By | January 25, 2023

Fordham

Fordham professor of history Asif Siddiqi

What would the biography of a pop song look like? And what could it tell us about that song’s moment in history—and our own time?

 

In One-Track Mind: Capitalism, Technology, and the Art of the Pop Song, Fordham history professor Asif Siddiqi, Ph.D., and 15 other writers attempt to answer those questions. They each delve into the history of a song from the past 60-plus years, and their essays, Siddiqi writes, “show the undiminished power of the pop song.” He sees them as “distillations of important flashpoints,” and he hears in them “ghostly echoes that persist undiminished but transform[ed] for succeeding generations.”

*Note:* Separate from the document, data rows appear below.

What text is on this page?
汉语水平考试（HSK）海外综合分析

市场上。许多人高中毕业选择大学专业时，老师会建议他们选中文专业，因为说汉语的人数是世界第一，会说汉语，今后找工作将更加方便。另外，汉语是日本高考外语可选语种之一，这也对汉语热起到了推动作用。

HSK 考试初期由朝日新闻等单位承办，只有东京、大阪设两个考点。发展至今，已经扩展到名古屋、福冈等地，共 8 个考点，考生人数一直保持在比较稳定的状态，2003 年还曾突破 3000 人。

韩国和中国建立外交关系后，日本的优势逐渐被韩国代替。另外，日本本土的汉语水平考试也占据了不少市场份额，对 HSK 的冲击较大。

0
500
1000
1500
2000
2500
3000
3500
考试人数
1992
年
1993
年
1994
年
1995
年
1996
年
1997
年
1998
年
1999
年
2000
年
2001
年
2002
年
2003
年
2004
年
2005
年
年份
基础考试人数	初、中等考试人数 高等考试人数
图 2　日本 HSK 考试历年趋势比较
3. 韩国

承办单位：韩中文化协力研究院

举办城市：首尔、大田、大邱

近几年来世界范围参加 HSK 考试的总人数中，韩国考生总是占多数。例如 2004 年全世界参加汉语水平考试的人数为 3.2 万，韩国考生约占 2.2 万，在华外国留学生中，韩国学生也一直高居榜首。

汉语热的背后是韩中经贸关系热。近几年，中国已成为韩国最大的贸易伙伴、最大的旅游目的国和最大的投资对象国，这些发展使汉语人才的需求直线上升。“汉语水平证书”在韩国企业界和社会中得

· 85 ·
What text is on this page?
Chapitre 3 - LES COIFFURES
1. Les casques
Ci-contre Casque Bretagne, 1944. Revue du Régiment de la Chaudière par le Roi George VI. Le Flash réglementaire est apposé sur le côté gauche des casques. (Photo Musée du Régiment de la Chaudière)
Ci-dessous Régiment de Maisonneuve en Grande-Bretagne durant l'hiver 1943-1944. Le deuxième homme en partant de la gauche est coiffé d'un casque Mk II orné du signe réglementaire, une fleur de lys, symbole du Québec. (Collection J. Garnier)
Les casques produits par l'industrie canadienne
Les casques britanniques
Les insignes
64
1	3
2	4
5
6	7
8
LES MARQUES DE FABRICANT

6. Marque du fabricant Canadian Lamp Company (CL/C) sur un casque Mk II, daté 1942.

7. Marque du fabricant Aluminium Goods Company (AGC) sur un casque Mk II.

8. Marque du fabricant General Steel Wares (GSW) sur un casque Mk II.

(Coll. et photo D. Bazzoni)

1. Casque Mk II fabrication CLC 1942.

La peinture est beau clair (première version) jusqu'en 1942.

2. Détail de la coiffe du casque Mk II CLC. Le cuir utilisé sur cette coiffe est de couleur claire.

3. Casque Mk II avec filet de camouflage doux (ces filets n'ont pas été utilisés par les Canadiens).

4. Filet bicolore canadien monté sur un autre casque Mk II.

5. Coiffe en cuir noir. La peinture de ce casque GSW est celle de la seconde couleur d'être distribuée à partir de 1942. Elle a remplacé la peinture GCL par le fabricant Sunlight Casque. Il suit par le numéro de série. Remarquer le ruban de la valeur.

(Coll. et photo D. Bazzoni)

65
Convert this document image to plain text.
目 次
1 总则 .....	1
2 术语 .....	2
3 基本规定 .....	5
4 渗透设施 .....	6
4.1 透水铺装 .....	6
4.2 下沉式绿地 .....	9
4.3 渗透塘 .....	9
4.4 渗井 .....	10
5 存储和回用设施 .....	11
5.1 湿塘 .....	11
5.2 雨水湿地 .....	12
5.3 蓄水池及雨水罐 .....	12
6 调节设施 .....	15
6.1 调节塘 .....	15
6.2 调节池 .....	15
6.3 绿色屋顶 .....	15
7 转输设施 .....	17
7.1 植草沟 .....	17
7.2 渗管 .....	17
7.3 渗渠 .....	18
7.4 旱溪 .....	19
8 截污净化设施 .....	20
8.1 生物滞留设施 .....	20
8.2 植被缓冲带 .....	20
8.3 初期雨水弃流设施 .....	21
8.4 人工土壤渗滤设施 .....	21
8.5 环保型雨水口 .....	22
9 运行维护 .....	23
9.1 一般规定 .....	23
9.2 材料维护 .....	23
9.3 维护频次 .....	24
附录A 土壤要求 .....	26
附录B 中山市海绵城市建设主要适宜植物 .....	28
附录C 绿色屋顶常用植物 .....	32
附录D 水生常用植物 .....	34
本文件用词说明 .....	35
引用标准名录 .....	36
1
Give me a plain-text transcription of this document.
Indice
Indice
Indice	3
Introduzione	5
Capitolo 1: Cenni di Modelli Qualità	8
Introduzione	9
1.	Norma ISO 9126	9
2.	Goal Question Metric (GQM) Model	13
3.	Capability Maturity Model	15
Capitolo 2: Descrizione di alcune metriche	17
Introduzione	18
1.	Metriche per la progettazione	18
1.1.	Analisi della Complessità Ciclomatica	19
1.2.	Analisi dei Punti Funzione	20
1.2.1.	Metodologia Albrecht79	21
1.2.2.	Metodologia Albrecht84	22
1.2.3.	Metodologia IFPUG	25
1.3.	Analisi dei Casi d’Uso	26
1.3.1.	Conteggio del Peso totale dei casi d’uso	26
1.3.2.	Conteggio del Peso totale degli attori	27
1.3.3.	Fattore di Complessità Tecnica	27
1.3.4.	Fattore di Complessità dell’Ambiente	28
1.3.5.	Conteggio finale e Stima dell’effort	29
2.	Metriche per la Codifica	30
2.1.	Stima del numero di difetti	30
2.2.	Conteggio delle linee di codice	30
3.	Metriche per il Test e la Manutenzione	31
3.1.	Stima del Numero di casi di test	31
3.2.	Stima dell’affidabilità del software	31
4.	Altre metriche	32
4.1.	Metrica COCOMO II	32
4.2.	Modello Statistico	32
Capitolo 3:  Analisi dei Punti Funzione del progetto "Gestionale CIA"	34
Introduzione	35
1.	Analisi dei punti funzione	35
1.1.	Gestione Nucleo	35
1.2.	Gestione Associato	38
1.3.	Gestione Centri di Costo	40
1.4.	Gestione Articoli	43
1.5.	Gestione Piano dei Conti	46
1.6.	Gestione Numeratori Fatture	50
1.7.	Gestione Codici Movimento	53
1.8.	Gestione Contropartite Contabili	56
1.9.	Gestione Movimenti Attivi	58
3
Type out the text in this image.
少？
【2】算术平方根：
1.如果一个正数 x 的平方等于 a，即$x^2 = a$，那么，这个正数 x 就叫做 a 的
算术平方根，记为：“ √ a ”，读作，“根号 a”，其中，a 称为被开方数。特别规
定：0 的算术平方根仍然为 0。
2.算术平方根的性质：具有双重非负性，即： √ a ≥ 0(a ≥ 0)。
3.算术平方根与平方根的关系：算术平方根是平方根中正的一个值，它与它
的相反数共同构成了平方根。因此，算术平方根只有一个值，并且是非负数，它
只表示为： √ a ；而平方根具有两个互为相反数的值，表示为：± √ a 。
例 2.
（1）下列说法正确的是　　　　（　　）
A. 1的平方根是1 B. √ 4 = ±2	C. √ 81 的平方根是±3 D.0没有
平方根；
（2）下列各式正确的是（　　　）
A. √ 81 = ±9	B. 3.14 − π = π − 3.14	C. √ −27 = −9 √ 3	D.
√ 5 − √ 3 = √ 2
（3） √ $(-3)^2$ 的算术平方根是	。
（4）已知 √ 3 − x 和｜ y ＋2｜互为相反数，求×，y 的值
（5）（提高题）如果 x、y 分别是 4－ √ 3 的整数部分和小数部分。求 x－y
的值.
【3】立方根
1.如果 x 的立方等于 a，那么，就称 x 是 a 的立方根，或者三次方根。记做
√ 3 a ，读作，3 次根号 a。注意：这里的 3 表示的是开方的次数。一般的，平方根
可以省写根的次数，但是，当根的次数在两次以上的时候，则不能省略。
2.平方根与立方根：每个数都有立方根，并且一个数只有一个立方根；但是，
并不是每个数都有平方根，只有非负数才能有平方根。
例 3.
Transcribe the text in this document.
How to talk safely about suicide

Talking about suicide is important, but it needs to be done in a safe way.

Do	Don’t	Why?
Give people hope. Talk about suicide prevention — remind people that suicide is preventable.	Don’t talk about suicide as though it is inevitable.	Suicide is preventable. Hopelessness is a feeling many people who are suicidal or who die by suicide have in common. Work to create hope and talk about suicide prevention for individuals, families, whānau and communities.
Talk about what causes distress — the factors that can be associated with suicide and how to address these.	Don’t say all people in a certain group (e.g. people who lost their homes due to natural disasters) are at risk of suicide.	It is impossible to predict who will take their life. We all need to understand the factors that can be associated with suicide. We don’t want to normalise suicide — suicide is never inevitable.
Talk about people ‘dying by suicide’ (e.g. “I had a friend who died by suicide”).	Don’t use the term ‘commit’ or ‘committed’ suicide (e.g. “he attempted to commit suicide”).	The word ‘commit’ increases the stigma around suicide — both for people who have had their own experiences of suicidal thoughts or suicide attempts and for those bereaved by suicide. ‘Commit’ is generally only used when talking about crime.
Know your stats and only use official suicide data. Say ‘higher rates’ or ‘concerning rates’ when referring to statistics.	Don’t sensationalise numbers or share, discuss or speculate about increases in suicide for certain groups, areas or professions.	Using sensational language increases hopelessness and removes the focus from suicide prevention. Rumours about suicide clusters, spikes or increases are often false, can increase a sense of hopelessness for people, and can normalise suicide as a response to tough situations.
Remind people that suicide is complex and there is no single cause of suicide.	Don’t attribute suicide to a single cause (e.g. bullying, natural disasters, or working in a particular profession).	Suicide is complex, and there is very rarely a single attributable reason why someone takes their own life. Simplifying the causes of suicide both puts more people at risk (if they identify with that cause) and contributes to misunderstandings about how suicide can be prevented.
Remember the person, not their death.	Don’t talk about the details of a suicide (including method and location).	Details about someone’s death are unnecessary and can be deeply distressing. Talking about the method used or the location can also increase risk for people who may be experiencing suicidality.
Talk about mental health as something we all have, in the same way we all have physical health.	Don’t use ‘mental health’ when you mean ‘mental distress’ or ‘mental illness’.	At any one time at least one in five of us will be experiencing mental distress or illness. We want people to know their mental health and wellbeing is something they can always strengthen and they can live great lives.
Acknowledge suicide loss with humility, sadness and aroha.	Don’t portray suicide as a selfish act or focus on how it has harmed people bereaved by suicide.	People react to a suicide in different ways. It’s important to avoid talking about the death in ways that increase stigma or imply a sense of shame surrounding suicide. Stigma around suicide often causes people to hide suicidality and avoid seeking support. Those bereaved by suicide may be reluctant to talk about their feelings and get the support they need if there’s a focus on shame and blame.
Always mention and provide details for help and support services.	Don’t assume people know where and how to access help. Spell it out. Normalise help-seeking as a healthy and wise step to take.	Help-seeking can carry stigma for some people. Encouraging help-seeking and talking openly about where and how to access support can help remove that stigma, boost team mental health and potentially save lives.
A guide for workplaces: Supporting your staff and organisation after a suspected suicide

The idea for the book blossomed at Fordham’s Lincoln Center campus in June 2019. That’s when the University’s O’Connell Initiative on the Global History of Capitalism provided funding for a workshop where Siddiqi and other contributors began to flesh out the cultural reflections they noticed in pop songs across the decades.

“Mmmbop” by Hanson

In 1997, two decades after David Bowie released two versions of “Rebel, Rebel,” a different kind of marketing decision—opening direct lines of communication to fans via fast-growing online spaces—helped the brothers in Hanson turn their hit song “Mmmbop” into a springboard for building a devoted following, which is explored in an essay by Louie Dean Valencia, Ph.D., GSAS ’16.

Through the band’s official website and other online forums, Hanson’s fan engagement allowed the group to survive, Valencia writes. “The boy band singing about the ephemerality of relationships used digital technology to maintain their relationships with their fans—attempting to adapt to the digital era in real time.”